Embora a inserção de uma base de nitrogênio torne a sequência geral mais longa, isso não significa necessariamente que o comprimento da cadeia de aminoácidos aumentará. De fato, o oposto pode ser verdade. Se a inserção causar uma mudança nos códons para criar um sinal de parada, uma proteína nunca poderá ser produzida. Caso contrário, uma proteína incorreta será feita. Se a proteína alterada é essencial para sustentar a vida, o mais provável é que o organismo morra.
Exclusões
A exclusão é um último tipo de mutação de deslocamento de quadro e ocorre quando uma base de nitrogênio é retirada da sequência. Novamente, isso faz com que todo o quadro de leitura seja alterado. Ele altera o códon e também afetará todos os aminoácidos que são codificados após a exclusão. Como em uma inserção, os códons sem sentido e de parada também podem aparecer nos lugares errados,
Analogia de Mutação de DNA
Muito parecido com a leitura de texto, a sequência de DNA é "lida" pelo RNA mensageiro para produzir uma "história" ou uma cadeia de aminoácidos que será usada para produzir uma proteína. Como cada códon tem três letras, vamos ver o que acontece quando uma "mutação" ocorre em uma frase que usa apenas palavras de três letras.

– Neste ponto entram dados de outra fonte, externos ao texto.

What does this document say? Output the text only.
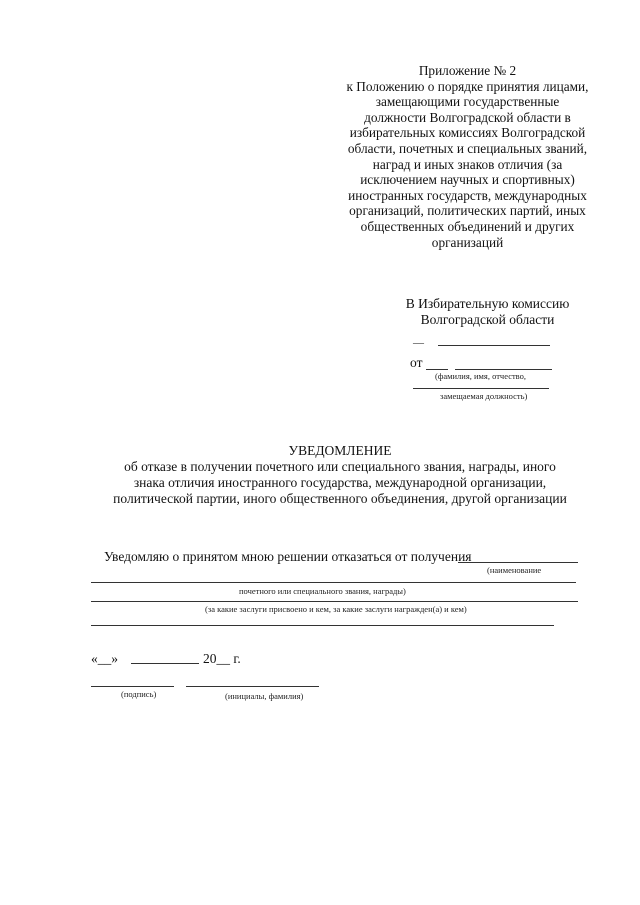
Приложение № 2
к Положению о порядке принятия лицами,
замещающими государственные
должности Волгоградской области в
избирательных комиссиях Волгоградской
области, почетных и специальных званий,
наград и иных знаков отличия (за
исключением научных и спортивных)
иностранных государств, международных
организаций, политических партий, иных
общественных объединений и других
организаций
В Избирательную комиссию
Волгоградской области
—
от
(фамилия, имя, отчество,
замещаемая должность)
УВЕДОМЛЕНИЕ
об отказе в получении почетного или специального звания, награды, иного
знака отличия иностранного государства, международной организации,
политической партии, иного общественного объединения, другой организации
Уведомляю о принятом мною решении отказаться от получения
(наименование
почетного или специального звания, награды)
(за какие заслуги присвоено и кем, за какие заслуги награжден(а) и кем)
«__»	20__ г.
(подпись)	(инициалы, фамилия)
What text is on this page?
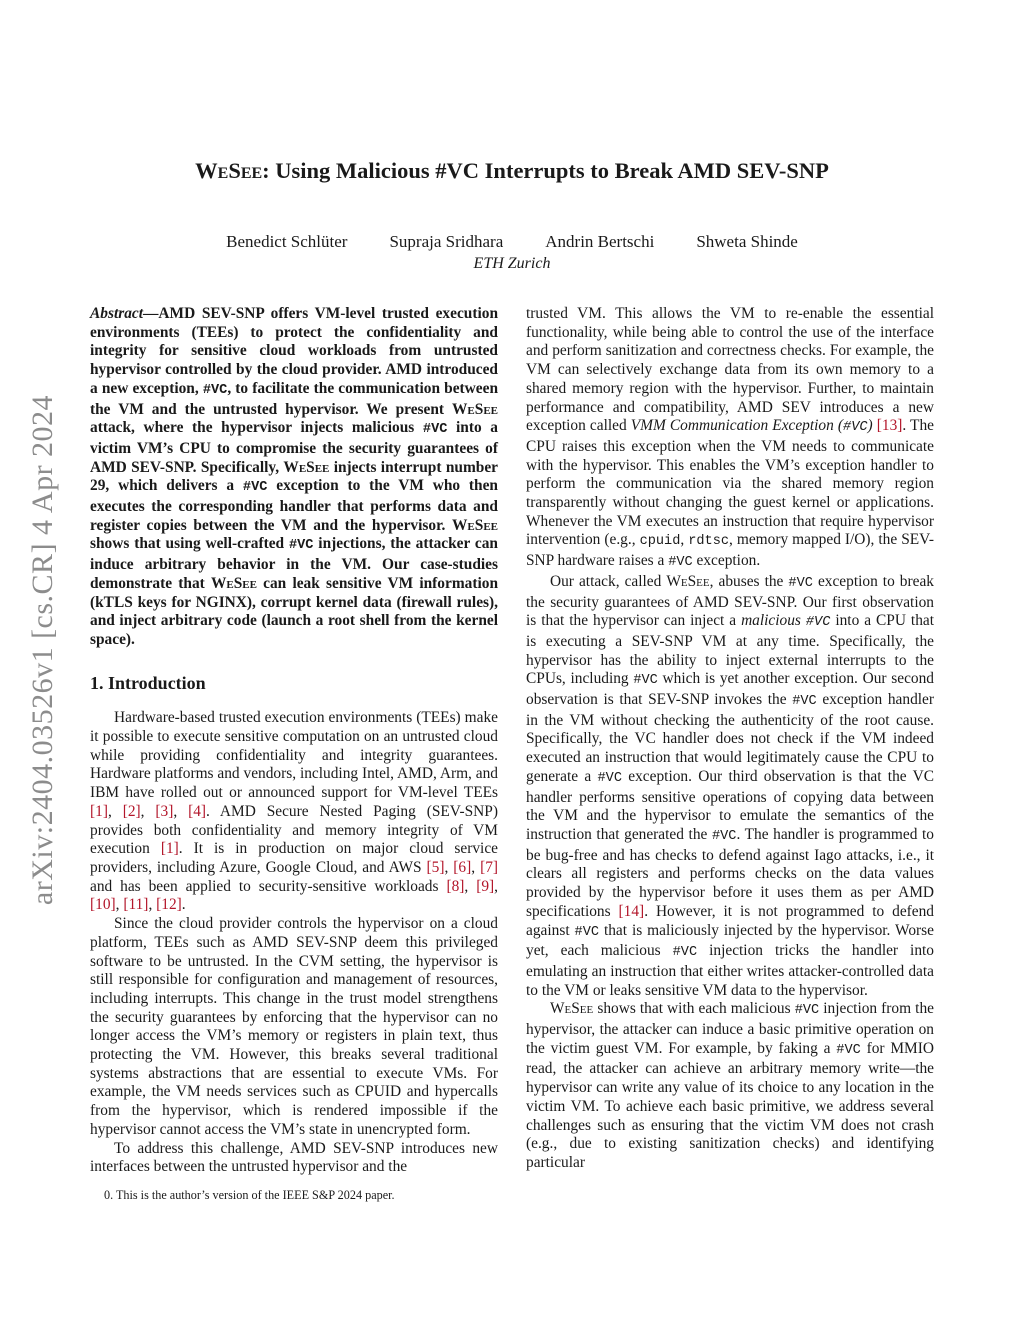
arXiv:2404.03526v1 [cs.CR] 4 Apr 2024
WeSee: Using Malicious #VC Interrupts to Break AMD SEV-SNP
Benedict Schlüter Supraja Sridhara Andrin Bertschi Shweta Shinde
ETH Zurich

Abstract—AMD SEV-SNP offers VM-level trusted execution environments (TEEs) to protect the confidentiality and integrity for sensitive cloud workloads from untrusted hypervisor controlled by the cloud provider. AMD introduced a new exception, #VC, to facilitate the communication between the VM and the untrusted hypervisor. We present WeSee attack, where the hypervisor injects malicious #VC into a victim VM’s CPU to compromise the security guarantees of AMD SEV-SNP. Specifically, WeSee injects interrupt number 29, which delivers a #VC exception to the VM who then executes the corresponding handler that performs data and register copies between the VM and the hypervisor. WeSee shows that using well-crafted #VC injections, the attacker can induce arbitrary behavior in the VM. Our case-studies demonstrate that WeSee can leak sensitive VM information (kTLS keys for NGINX), corrupt kernel data (firewall rules), and inject arbitrary code (launch a root shell from the kernel space).

1. Introduction

Hardware-based trusted execution environments (TEEs) make it possible to execute sensitive computation on an untrusted cloud while providing confidentiality and integrity guarantees. Hardware platforms and vendors, including Intel, AMD, Arm, and IBM have rolled out or announced support for VM-level TEEs [1], [2], [3], [4]. AMD Secure Nested Paging (SEV-SNP) provides both confidentiality and memory integrity of VM execution [1]. It is in production on major cloud service providers, including Azure, Google Cloud, and AWS [5], [6], [7] and has been applied to security-sensitive workloads [8], [9], [10], [11], [12].

Since the cloud provider controls the hypervisor on a cloud platform, TEEs such as AMD SEV-SNP deem this privileged software to be untrusted. In the CVM setting, the hypervisor is still responsible for configuration and management of resources, including interrupts. This change in the trust model strengthens the security guarantees by enforcing that the hypervisor can no longer access the VM’s memory or registers in plain text, thus protecting the VM. However, this breaks several traditional systems abstractions that are essential to execute VMs. For example, the VM needs services such as CPUID and hypercalls from the hypervisor, which is rendered impossible if the hypervisor cannot access the VM’s state in unencrypted form.

To address this challenge, AMD SEV-SNP introduces new interfaces between the untrusted hypervisor and the

0. This is the author’s version of the IEEE S&P 2024 paper.

trusted VM. This allows the VM to re-enable the essential functionality, while being able to control the use of the interface and perform sanitization and correctness checks. For example, the VM can selectively exchange data from its own memory to a shared memory region with the hypervisor. Further, to maintain performance and compatibility, AMD SEV introduces a new exception called VMM Communication Exception (#VC) [13]. The CPU raises this exception when the VM needs to communicate with the hypervisor. This enables the VM’s exception handler to perform the communication via the shared memory region transparently without changing the guest kernel or applications. Whenever the VM executes an instruction that require hypervisor intervention (e.g., cpuid, rdtsc, memory mapped I/O), the SEV-SNP hardware raises a #VC exception.

Our attack, called WeSee, abuses the #VC exception to break the security guarantees of AMD SEV-SNP. Our first observation is that the hypervisor can inject a malicious #VC into a CPU that is executing a SEV-SNP VM at any time. Specifically, the hypervisor has the ability to inject external interrupts to the CPUs, including #VC which is yet another exception. Our second observation is that SEV-SNP invokes the #VC exception handler in the VM without checking the authenticity of the root cause. Specifically, the VC handler does not check if the VM indeed executed an instruction that would legitimately cause the CPU to generate a #VC exception. Our third observation is that the VC handler performs sensitive operations of copying data between the VM and the hypervisor to emulate the semantics of the instruction that generated the #VC. The handler is programmed to be bug-free and has checks to defend against Iago attacks, i.e., it clears all registers and performs checks on the data values provided by the hypervisor before it uses them as per AMD specifications [14]. However, it is not programmed to defend against #VC that is maliciously injected by the hypervisor. Worse yet, each malicious #VC injection tricks the handler into emulating an instruction that either writes attacker-controlled data to the VM or leaks sensitive VM data to the hypervisor.

WeSee shows that with each malicious #VC injection from the hypervisor, the attacker can induce a basic primitive operation on the victim guest VM. For example, by faking a #VC for MMIO read, the attacker can achieve an arbitrary memory write—the hypervisor can write any value of its choice to any location in the victim VM. To achieve each basic primitive, we address several challenges such as ensuring that the victim VM does not crash (e.g., due to existing sanitization checks) and identifying particular
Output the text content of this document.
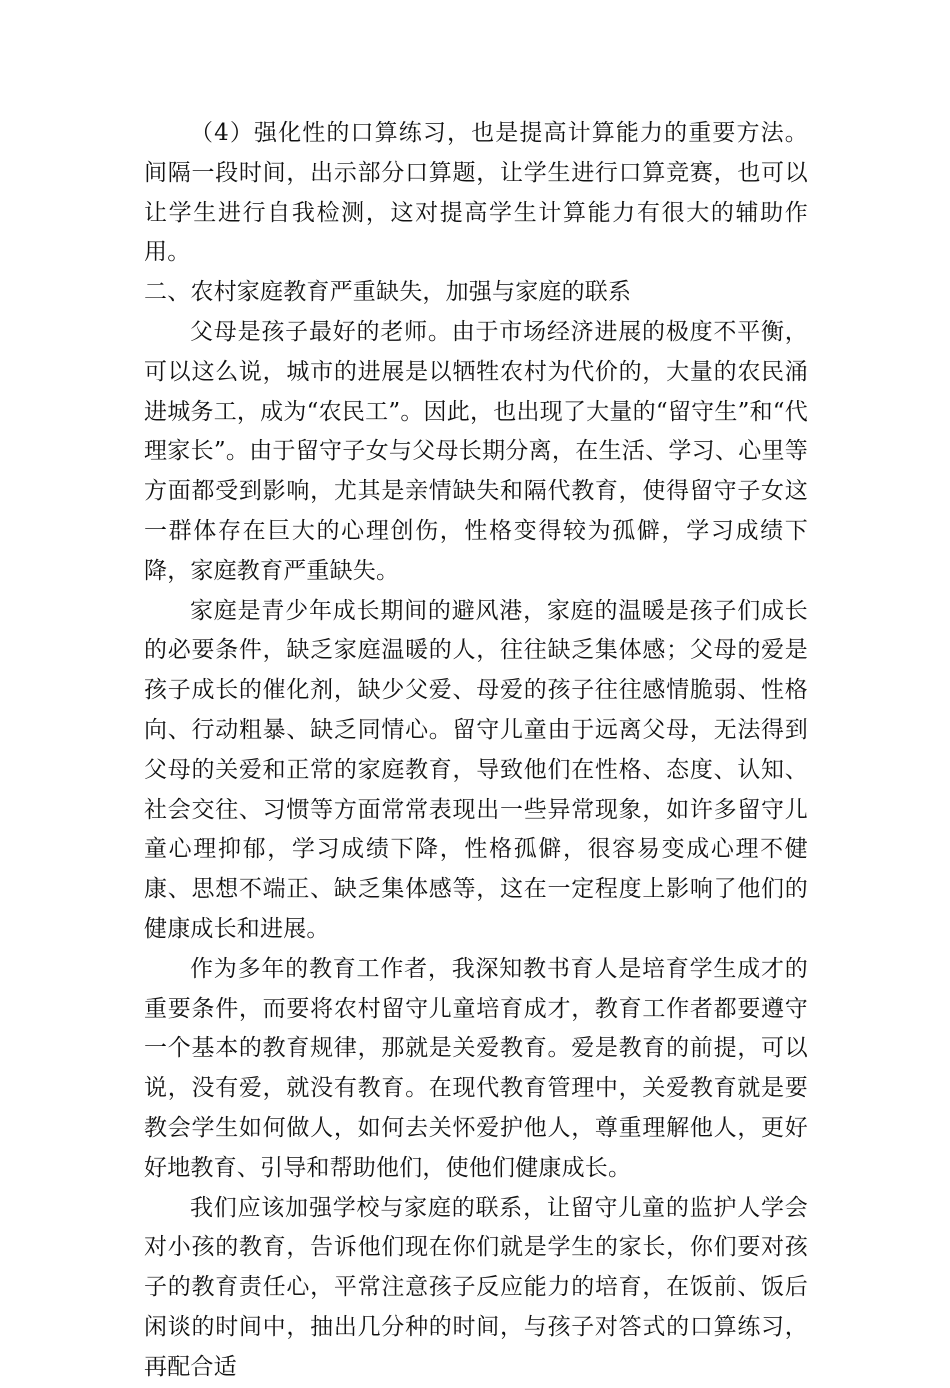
（4）强化性的口算练习，也是提高计算能力的重要方法。间隔一段时间，出示部分口算题，让学生进行口算竞赛，也可以让学生进行自我检测，这对提高学生计算能力有很大的辅助作用。

二、农村家庭教育严重缺失，加强与家庭的联系

父母是孩子最好的老师。由于市场经济进展的极度不平衡，可以这么说，城市的进展是以牺牲农村为代价的，大量的农民涌进城务工，成为“农民工”。因此，也出现了大量的“留守生”和“代理家长”。由于留守子女与父母长期分离，在生活、学习、心里等方面都受到影响，尤其是亲情缺失和隔代教育，使得留守子女这一群体存在巨大的心理创伤，性格变得较为孤僻，学习成绩下降，家庭教育严重缺失。

家庭是青少年成长期间的避风港，家庭的温暖是孩子们成长的必要条件，缺乏家庭温暖的人，往往缺乏集体感；父母的爱是孩子成长的催化剂，缺少父爱、母爱的孩子往往感情脆弱、性格向、行动粗暴、缺乏同情心。留守儿童由于远离父母，无法得到父母的关爱和正常的家庭教育，导致他们在性格、态度、认知、社会交往、习惯等方面常常表现出一些异常现象，如许多留守儿童心理抑郁，学习成绩下降，性格孤僻，很容易变成心理不健康、思想不端正、缺乏集体感等，这在一定程度上影响了他们的健康成长和进展。

作为多年的教育工作者，我深知教书育人是培育学生成才的重要条件，而要将农村留守儿童培育成才，教育工作者都要遵守一个基本的教育规律，那就是关爱教育。爱是教育的前提，可以说，没有爱，就没有教育。在现代教育管理中，关爱教育就是要教会学生如何做人，如何去关怀爱护他人，尊重理解他人，更好好地教育、引导和帮助他们，使他们健康成长。

我们应该加强学校与家庭的联系，让留守儿童的监护人学会对小孩的教育，告诉他们现在你们就是学生的家长，你们要对孩子的教育责任心，平常注意孩子反应能力的培育，在饭前、饭后闲谈的时间中，抽出几分种的时间，与孩子对答式的口算练习，再配合适
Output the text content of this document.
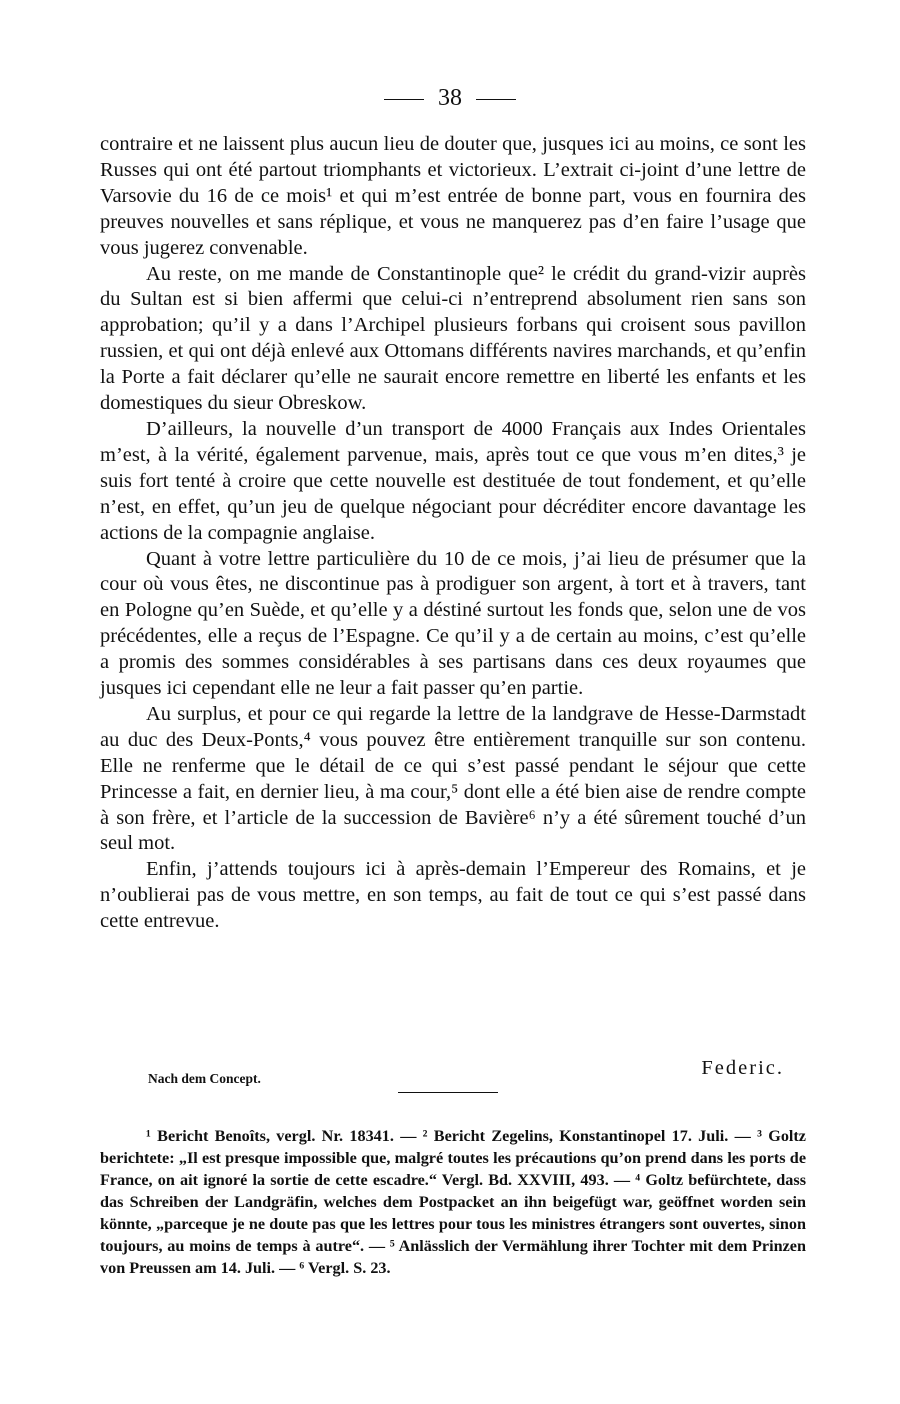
38

contraire et ne laissent plus aucun lieu de douter que, jusques ici au moins, ce sont les Russes qui ont été partout triomphants et victorieux. L’extrait ci-joint d’une lettre de Varsovie du 16 de ce mois¹ et qui m’est entrée de bonne part, vous en fournira des preuves nouvelles et sans réplique, et vous ne manquerez pas d’en faire l’usage que vous jugerez convenable.

Au reste, on me mande de Constantinople que² le crédit du grand-vizir auprès du Sultan est si bien affermi que celui-ci n’entreprend absolument rien sans son approbation; qu’il y a dans l’Archipel plusieurs forbans qui croisent sous pavillon russien, et qui ont déjà enlevé aux Ottomans différents navires marchands, et qu’enfin la Porte a fait déclarer qu’elle ne saurait encore remettre en liberté les enfants et les domestiques du sieur Obreskow.

D’ailleurs, la nouvelle d’un transport de 4000 Français aux Indes Orientales m’est, à la vérité, également parvenue, mais, après tout ce que vous m’en dites,³ je suis fort tenté à croire que cette nouvelle est destituée de tout fondement, et qu’elle n’est, en effet, qu’un jeu de quelque négociant pour décréditer encore davantage les actions de la compagnie anglaise.

Quant à votre lettre particulière du 10 de ce mois, j’ai lieu de présumer que la cour où vous êtes, ne discontinue pas à prodiguer son argent, à tort et à travers, tant en Pologne qu’en Suède, et qu’elle y a déstiné surtout les fonds que, selon une de vos précédentes, elle a reçus de l’Espagne. Ce qu’il y a de certain au moins, c’est qu’elle a promis des sommes considérables à ses partisans dans ces deux royaumes que jusques ici cependant elle ne leur a fait passer qu’en partie.

Au surplus, et pour ce qui regarde la lettre de la landgrave de Hesse-Darmstadt au duc des Deux-Ponts,⁴ vous pouvez être entièrement tranquille sur son contenu. Elle ne renferme que le détail de ce qui s’est passé pendant le séjour que cette Princesse a fait, en dernier lieu, à ma cour,⁵ dont elle a été bien aise de rendre compte à son frère, et l’article de la succession de Bavière⁶ n’y a été sûrement touché d’un seul mot.

Enfin, j’attends toujours ici à après-demain l’Empereur des Romains, et je n’oublierai pas de vous mettre, en son temps, au fait de tout ce qui s’est passé dans cette entrevue.

Nach dem Concept.	Federic.

¹ Bericht Benoîts, vergl. Nr. 18341. — ² Bericht Zegelins, Konstantinopel 17. Juli. — ³ Goltz berichtete: „Il est presque impossible que, malgré toutes les précautions qu’on prend dans les ports de France, on ait ignoré la sortie de cette escadre.“ Vergl. Bd. XXVIII, 493. — ⁴ Goltz befürchtete, dass das Schreiben der Landgräfin, welches dem Postpacket an ihn beigefügt war, geöffnet worden sein könnte, „parceque je ne doute pas que les lettres pour tous les ministres étrangers sont ouvertes, sinon toujours, au moins de temps à autre“. — ⁵ Anlässlich der Vermählung ihrer Tochter mit dem Prinzen von Preussen am 14. Juli. — ⁶ Vergl. S. 23.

O gato vermelho comeu o rato.
Se houvesse uma mutação pontual, a sentença mudaria para:
O CAT VERMELHO DE THC COMEU O RATO.
O "e" na palavra "the" foi alterado para a letra "c". Embora a primeira palavra na frase não seja mais a mesma, o restante das palavras ainda faz sentido e permanece como deveria.
Se uma inserção modificasse a frase acima, ela poderia ler:
O CRE DCA TAT ETH ERA T.
A inserção da letra "c" após a palavra "the" altera completamente o restante da frase. A segunda palavra não faz mais sentido, nem as que a seguem. A frase inteira mudou para um disparate.
Uma exclusão faria algo semelhante à frase:
O EDC ATA EM A.
No exemplo acima, o "r" que deveria ter surgido após a palavra "the" foi excluído. Novamente, ele muda a frase inteira. Enquanto algumas das palavras subsequentes permanecem inteligíveis, o significado da frase mudou completamente. Isso demonstra que mesmo quando codões são transformadas em algo que não é bobagem total, ainda assim transforma completamente a proteína em algo que não é mais funcionalmente viável.